Among his peculiar skills: he could perform complicated mental calculations in his head — something he did frequently, given his tendency toward insomnia. One such feat was recorded in the Society’s Philosophical Transactions in 1685: Wallis had calculated the square root of a 53-digits (27 digits in the square root) one sleepless night, and recorded it from memory the next morning.
So, yeah, the guy could do the maths. In 1656, Wallis published his most famous work, Arithmetica infinitorum, containing his classic formula for pi. (No less a luminary than Christopher Huygens remained highly skeptical until Wallis walked him through it to show his work.)
“The value of pi has taken on a mythical status, in part, because it’s impossible to write it down with 100% accuracy,” Rochester physicist Tamar Friedmann, lead author of the new paper, told Science 2.0. “It cannot even be accurately expressed as a ratio of integers and is, instead, best represented as a formula.”
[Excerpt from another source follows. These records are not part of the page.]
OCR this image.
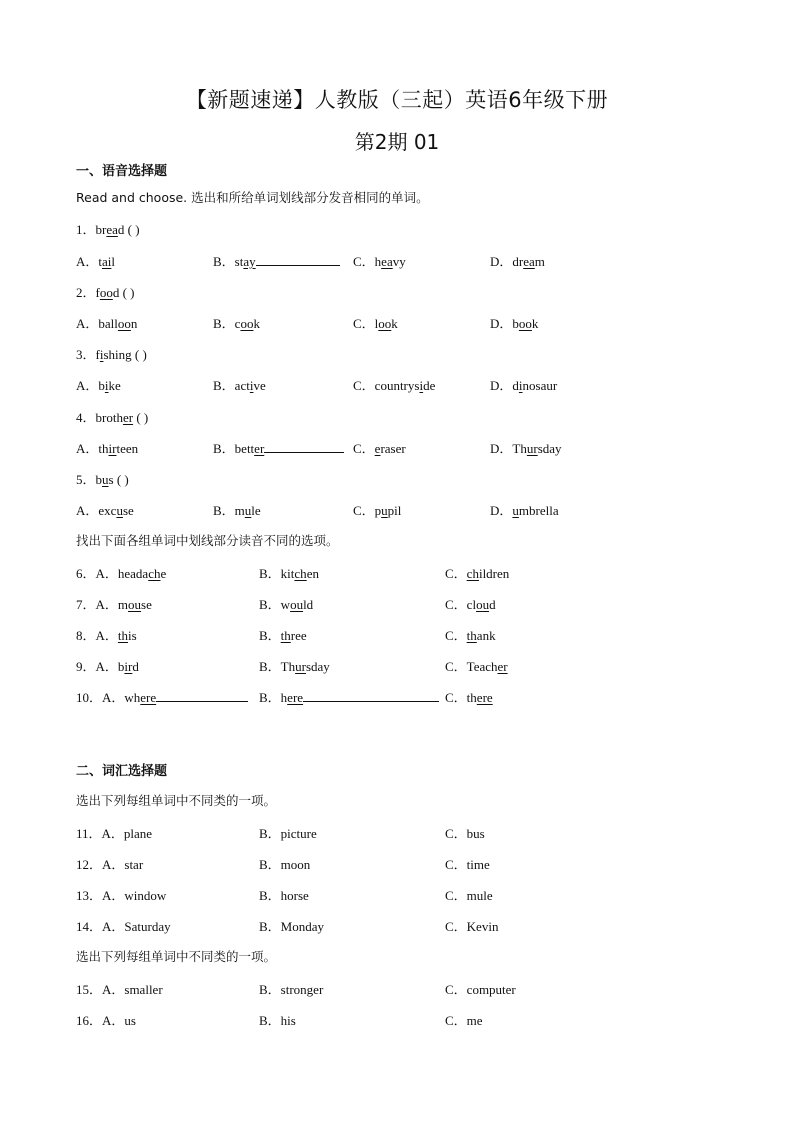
【新题速递】人教版（三起）英语6年级下册
第2期 01
一、语音选择题
Read and choose. 选出和所给单词划线部分发音相同的单词。
1．bread ( )
A．tail	B．stay	C．heavy	D．dream
2．food ( )
A．balloon	B．cook	C．look	D．book
3．fishing ( )
A．bike	B．active	C．countryside	D．dinosaur
4．brother ( )
A．thirteen	B．better	C．eraser	D．Thursday
5．bus ( )
A．excuse	B．mule	C．pupil	D．umbrella
找出下面各组单词中划线部分读音不同的选项。
6．A．headache	B．kitchen	C．children
7．A．mouse	B．would	C．cloud
8．A．this	B．three	C．thank
9．A．bird	B．Thursday	C．Teacher
10．A．where	B．here	C．there
二、词汇选择题
选出下列每组单词中不同类的一项。
11．A．plane	B．picture	C．bus
12．A．star	B．moon	C．time
13．A．window	B．horse	C．mule
14．A．Saturday	B．Monday	C．Kevin
选出下列每组单词中不同类的一项。
15．A．smaller	B．stronger	C．computer
16．A．us	B．his	C．me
Friedmann and his co-author, Carl Hagen, weren’t actually looking for anything remotely pi-related. “It just sort of fell in our laps,” Hagen said in a press release. He was just trying to teach his students a particular technique to approximate the energy states of quantum systems — in this case, the hydrogen atom.
But when he set about solving the problem himself, he noticed something odd about the error bars. It was around 15 per cent for a hydrogen atom’s lowest energy state (the ground state), 10 per cent for the first excited state (which occurs when the atom gets an infusion of energy that bumps the electron up to the next energy level), and then kept getting smaller with each successive higher energy level. That’s the opposite of what this particular technique is supposed to produce: the best approximations are usually at the ground state.
Intrigued, Hagen enlisted Friedmann’s help, and they found themselves going back to Niels Bohr’s model of the hydrogen atom from the earliest days of quantum mechanics, depicting the electron orbits as perfectly circular. “At the lower energy orbits, the path of the electron is fuzzy and spread out,” Hagen explained. “At more excited states, the orbits become more sharply defined and the uncertainty... decreases.”
Apparently it took a mere 24 hours for the journal to accept their paper, which must be some kind of record. “The special thing is that it brings out a beautiful connection between physics and maths,” said Friedmann. “I find it fascinating that a purely mathematical formula from the 17th century characterises a physical system that was discovered 300 years later.”
Friedmann, Tamar, and Hagen, C.R. (2015) “Quantum mechanical derivation of the Wallis formula for pi,” Journal of Mathematical Physics 56: 112101.